We Want To Play Too
J-Mac's One Shot
Getting Into The Game
In the 1970's, in the midst of the feminist movement, Title IX was passed. This law mandated that women have equal access to athletics and facilities, and may have paved the way for moments like the 1999 Women's World Cup and leagues like the WNBA.
Now the Education Department has announced that students with disabilities must either be given an opportunity to play on traditional sports teams or that parallel sports must be created. I can't help but think this is the result of the press that athletes with disabilities like Oscar Pistorius and Alex Zanardi have generated. Also stories of athletes with autism and downs syndrome competing on sports have inspired people for years.
But how to do this? Well there are many sports where athletes with disabilities can compete on equal terms, or with minimal modifications; Matt Hamill overcame his deafness to become not only an international champion wrestler, but a professional Mixed Martial Artist, JIm Abbott did not allow not having an arm keep him from playing Major League Baseball, and a young man from Georgia is a star for his team despite missing an arm. A deaf sprinter could have a coach signal when the pistol is fired, a blind golfer could be given verbal description of where their shot has landed, or a bowler in a wheelchair could use a ramp to propel the ball.

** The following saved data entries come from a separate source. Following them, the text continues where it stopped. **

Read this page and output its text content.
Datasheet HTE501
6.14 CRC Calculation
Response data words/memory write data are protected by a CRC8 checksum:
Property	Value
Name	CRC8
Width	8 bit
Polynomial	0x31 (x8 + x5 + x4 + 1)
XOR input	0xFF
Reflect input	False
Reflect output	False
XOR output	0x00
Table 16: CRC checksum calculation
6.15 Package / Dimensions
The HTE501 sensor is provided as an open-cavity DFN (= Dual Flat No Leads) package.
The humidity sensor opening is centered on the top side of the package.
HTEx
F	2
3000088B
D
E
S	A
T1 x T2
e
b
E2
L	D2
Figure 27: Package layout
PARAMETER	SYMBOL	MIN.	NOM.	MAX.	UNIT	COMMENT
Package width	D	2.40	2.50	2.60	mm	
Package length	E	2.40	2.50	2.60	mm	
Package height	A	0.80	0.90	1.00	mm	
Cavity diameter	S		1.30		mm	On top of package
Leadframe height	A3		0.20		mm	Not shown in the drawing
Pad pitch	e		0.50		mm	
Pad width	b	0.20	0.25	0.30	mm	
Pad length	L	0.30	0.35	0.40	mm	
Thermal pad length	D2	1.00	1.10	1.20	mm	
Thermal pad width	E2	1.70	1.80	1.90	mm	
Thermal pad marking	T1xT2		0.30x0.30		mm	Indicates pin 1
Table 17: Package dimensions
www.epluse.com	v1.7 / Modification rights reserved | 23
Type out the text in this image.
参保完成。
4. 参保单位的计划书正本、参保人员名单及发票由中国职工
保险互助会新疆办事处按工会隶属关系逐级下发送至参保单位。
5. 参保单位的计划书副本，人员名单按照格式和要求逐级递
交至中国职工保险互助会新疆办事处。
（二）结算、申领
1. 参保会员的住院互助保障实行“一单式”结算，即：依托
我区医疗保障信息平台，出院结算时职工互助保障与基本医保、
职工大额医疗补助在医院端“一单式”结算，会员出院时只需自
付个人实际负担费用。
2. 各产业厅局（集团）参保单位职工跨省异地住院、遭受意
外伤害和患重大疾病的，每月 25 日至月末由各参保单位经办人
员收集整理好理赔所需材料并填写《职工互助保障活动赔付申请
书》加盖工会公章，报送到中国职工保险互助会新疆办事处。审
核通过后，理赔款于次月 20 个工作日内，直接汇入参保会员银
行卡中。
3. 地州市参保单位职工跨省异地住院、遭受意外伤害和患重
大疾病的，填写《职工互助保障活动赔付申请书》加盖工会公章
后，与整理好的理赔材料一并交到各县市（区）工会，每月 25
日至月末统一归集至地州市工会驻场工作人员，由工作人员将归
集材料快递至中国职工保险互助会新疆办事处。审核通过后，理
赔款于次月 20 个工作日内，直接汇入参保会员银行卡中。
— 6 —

Other sports might require more extensive modifications; flag football would allow young people with developmental disabilities to experience that rite of Fall, or hockey and lacrosse could be played with "no check" rules, in sleds or in wheelchairs.
There's the matter of funding these sports for the disabled as well. For that you may need to organize something along the line of a club team, where students for several schools in a district or several districts in a county, with help from the public and businesses, come together for competition and something that may be missing from a lot of high school sports, fun.